New Open-Source Tool Reveals 76% of AI Agent Tool Calls Lack Security Guards
Key Takeaways
- ▸Survey of 16 open-source AI agent repos reveals 76% of tool calls lacked any security guards or checks
- ▸diplomat-agent performs fast static AST scanning (2-3 seconds on 1,000-file repos) to identify unprotected function calls with side effects
- ▸Tool integrates across development workflows: CI/CD pipelines, IDEs, VS Code, and GitHub Code Scanning via SARIF format
Summary
A new open-source governance scanning tool called diplomat-agent has exposed a critical security gap in AI agent development: 76% of tool calls across 16 surveyed open-source agent repositories have zero security checks or guards. The tool performs static AST analysis to identify dangerous unprotected function calls—those that write to databases, send emails, charge cards, or delete data—in seconds with zero dependencies.
The research scanned major open-source agent frameworks including Skyvern (76% unguarded), Dify (75%), PraisonAI (89%), and CrewAI (78%), cataloging over 40 patterns of protection gaps across 8 categories. Unlike traditional web applications where UI validation and human clicks provide safety layers, AI agents make autonomous function calls based on LLM decisions, creating a direct pathway from hallucinated or prompt-injected arguments to real-world consequences without intervening safeguards.
diplom-agent supports multiple integration points: CI/CD pipeline blocking via GitHub Actions, IDE analysis, VS Code's native Problems panel through SARIF format, and GitHub Code Scanning.

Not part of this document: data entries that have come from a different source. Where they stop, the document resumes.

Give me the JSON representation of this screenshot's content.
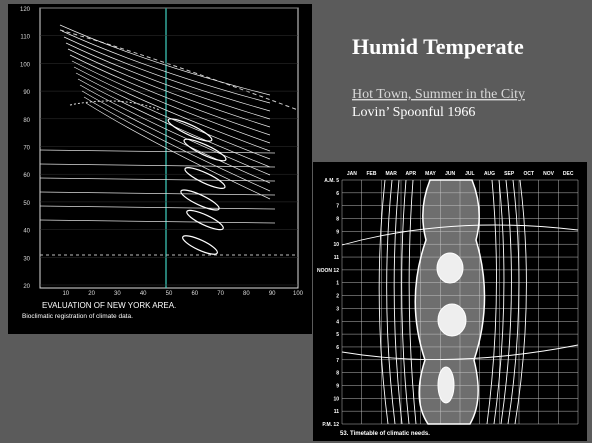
{
  "slide": {
    "title": "Humid Temperate",
    "link": "Hot Town, Summer in the City",
    "subtitle": "Lovin’ Spoonful 1966"
  },
  "left_figure": {
    "y_labels": [
      120,
      110,
      100,
      90,
      80,
      70,
      60,
      50,
      40,
      30,
      20
    ],
    "x_labels": [
      10,
      20,
      30,
      40,
      50,
      60,
      70,
      80,
      90,
      100
    ],
    "caption": "EVALUATION OF NEW YORK AREA.",
    "note": "Bioclimatic registration of climate data."
  },
  "right_figure": {
    "months": [
      "JAN",
      "FEB",
      "MAR",
      "APR",
      "MAY",
      "JUN",
      "JUL",
      "AUG",
      "SEP",
      "OCT",
      "NOV",
      "DEC"
    ],
    "hours": [
      "A.M. 5",
      "6",
      "7",
      "8",
      "9",
      "10",
      "11",
      "NOON 12",
      "1",
      "2",
      "3",
      "4",
      "5",
      "6",
      "7",
      "8",
      "9",
      "10",
      "11",
      "P.M. 12"
    ],
    "caption": "53. Timetable of climatic needs."
  }
}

It can also generate a Behavioral SBOM—a toolcalls.yaml file documenting what an agent can do, similar to requirements.txt but for capabilities. Complementing this scanner, diplomat-gate provides runtime enforcement using 15+ pre-built policies (payment limits, rate limiting, confirmation steps) with sub-millisecond latency.
- Complementary diplomat-gate tool provides runtime protection with 15+ pre-built policies and sub-1ms policy evaluation
- Finding highlights critical gap in agent governance compared to traditional web applications, where UI and session controls provide intermediate safeguards
Editorial Opinion
This research fills an important blind spot in the AI agent ecosystem. As LLM-driven agents move from research projects to production deployments, the absence of security-first guardrails for tool calls represents a significant risk surface. diplomat-agent's lightweight scanning approach and multiple integration points (CI, IDE, SBOM generation) lower the friction for adoption, making this a potentially important standard for agent development pipelines.